Thoughts on that approach? Or does someone else have a better solution?
Just to make sure I understand this, it would go something like this:
Prize: £500,000
“Initial stake”: £25,000 each
Both choose share: each gets £275,000
One chooses share, one chooses steal: Steal gets £500,000, share gets £25,000
Both choose steal: each gets £0.
If I understand your suggestion correctly, what you’re suggesting is the lesser-known game of Chicken (a.k.a. Hawk-Dove).
To be pedantic for a moment, technically there is no “fixing” the Prisoner’s Dilemma. The Bank Job is about as close to “fixing” it as you can get without changing it to the point where by definition, it’s no longer the Prisoner’s Dilemma.
That said, I do think Hawk-Dove would at least be a far more interesting approach than Prisoner’s Dilemma, which we’ve seen so many times on several different game shows that it’s becoming a cliche.

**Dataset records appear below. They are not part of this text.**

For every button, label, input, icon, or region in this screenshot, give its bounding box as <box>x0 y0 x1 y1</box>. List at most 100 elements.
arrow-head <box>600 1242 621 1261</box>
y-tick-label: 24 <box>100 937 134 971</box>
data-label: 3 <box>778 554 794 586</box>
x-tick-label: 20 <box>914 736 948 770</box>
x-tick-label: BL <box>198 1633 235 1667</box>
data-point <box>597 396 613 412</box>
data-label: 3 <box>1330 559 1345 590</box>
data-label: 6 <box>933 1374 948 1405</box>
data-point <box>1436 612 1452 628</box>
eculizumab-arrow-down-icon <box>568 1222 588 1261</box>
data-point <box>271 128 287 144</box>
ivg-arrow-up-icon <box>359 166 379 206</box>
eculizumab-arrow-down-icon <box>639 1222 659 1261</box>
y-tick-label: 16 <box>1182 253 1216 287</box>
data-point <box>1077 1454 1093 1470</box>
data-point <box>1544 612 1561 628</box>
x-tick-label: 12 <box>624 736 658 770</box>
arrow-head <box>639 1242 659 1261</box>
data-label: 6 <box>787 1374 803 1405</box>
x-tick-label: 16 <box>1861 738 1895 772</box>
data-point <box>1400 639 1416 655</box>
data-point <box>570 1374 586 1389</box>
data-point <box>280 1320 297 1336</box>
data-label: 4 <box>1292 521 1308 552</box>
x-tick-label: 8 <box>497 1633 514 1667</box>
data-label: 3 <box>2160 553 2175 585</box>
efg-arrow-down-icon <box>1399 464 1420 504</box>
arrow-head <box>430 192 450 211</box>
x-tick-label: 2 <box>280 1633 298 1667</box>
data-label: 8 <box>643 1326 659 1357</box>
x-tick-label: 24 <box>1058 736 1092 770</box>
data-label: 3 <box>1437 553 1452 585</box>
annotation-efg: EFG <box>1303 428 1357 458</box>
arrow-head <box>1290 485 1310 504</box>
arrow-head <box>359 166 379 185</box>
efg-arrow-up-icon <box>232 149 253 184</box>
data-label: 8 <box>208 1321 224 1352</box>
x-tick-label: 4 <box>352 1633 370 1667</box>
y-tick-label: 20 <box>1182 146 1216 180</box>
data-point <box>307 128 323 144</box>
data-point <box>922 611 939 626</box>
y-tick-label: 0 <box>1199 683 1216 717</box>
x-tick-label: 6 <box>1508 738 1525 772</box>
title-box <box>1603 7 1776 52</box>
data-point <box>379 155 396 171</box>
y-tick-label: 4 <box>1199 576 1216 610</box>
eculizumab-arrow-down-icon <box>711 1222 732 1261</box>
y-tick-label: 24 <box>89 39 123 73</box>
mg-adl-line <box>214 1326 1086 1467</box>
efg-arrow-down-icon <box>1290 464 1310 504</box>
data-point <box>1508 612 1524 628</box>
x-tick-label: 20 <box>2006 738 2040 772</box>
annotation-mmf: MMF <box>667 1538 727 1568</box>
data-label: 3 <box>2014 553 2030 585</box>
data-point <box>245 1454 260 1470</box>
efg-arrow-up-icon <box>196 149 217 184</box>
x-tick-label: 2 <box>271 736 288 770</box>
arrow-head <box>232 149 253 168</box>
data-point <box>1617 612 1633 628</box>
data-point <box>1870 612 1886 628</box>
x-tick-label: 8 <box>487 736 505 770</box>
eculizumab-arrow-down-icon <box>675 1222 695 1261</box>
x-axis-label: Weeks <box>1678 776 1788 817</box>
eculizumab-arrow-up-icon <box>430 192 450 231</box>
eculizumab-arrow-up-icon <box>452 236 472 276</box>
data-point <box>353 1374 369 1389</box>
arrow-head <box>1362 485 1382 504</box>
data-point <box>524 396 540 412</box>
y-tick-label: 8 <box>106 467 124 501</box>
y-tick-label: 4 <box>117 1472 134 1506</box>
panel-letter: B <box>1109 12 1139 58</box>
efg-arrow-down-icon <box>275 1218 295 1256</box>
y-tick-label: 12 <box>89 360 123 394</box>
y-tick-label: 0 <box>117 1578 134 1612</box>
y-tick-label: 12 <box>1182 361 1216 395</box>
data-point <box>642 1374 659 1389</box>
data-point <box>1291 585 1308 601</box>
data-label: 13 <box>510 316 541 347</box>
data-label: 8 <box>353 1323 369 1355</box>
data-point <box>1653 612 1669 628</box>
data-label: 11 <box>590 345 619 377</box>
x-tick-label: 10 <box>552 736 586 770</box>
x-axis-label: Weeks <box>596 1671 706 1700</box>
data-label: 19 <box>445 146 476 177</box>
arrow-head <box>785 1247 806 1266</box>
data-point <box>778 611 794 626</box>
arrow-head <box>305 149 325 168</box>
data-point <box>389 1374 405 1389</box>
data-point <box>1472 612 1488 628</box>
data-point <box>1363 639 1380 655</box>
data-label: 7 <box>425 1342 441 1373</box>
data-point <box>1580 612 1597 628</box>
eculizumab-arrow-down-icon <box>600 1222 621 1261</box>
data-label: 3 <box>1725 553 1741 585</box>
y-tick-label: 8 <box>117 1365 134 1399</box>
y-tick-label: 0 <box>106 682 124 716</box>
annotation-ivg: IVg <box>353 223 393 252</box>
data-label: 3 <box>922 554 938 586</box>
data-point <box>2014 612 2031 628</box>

Prisoner’s dilemma is an unfair situation to begin with… 2/3 possible outcomes are negative in some way, so knowing that, it seems foolish to ever select “friend.” At least the runners-up got to keep it and it wasn’t a flimsy excuse for the show to get away with not giving out the money.
You don’t want to overcomplicate the game, Cash or Trash does make it simply riveting. I posted it on the YouTube video of it, but I would’ve done something like Red or Black’s penultimate game:
—
10 vaults or so, 1′s got that heaping load of cash inside, imagine the sight of it. Questions are asked on the buzzer with the two facing each other. Win a battle and you win a vault. Pick the cash and you win the lot, pick an empty vault and the sweat continues.
—
I’d rather have a battle of trivia and luck which is what’s it been the whole time rather than trust.
I agree. A shortened version of the main game for two players, or a modified version for a single winner, definitely seems the way to do it.
Seems like I would most likely throw my Saturday game to ensure I’m in the lobby. I’d have a better chance of getting money that way.
If they do decide to keep this part in the second series or not it should make for an interesting final. people might go out early becausethey think they’d have a better shot of the money outside the vault then inside.
“Share among the three of them” not “share between them” dammit!
Still, what a fun and surprising ending.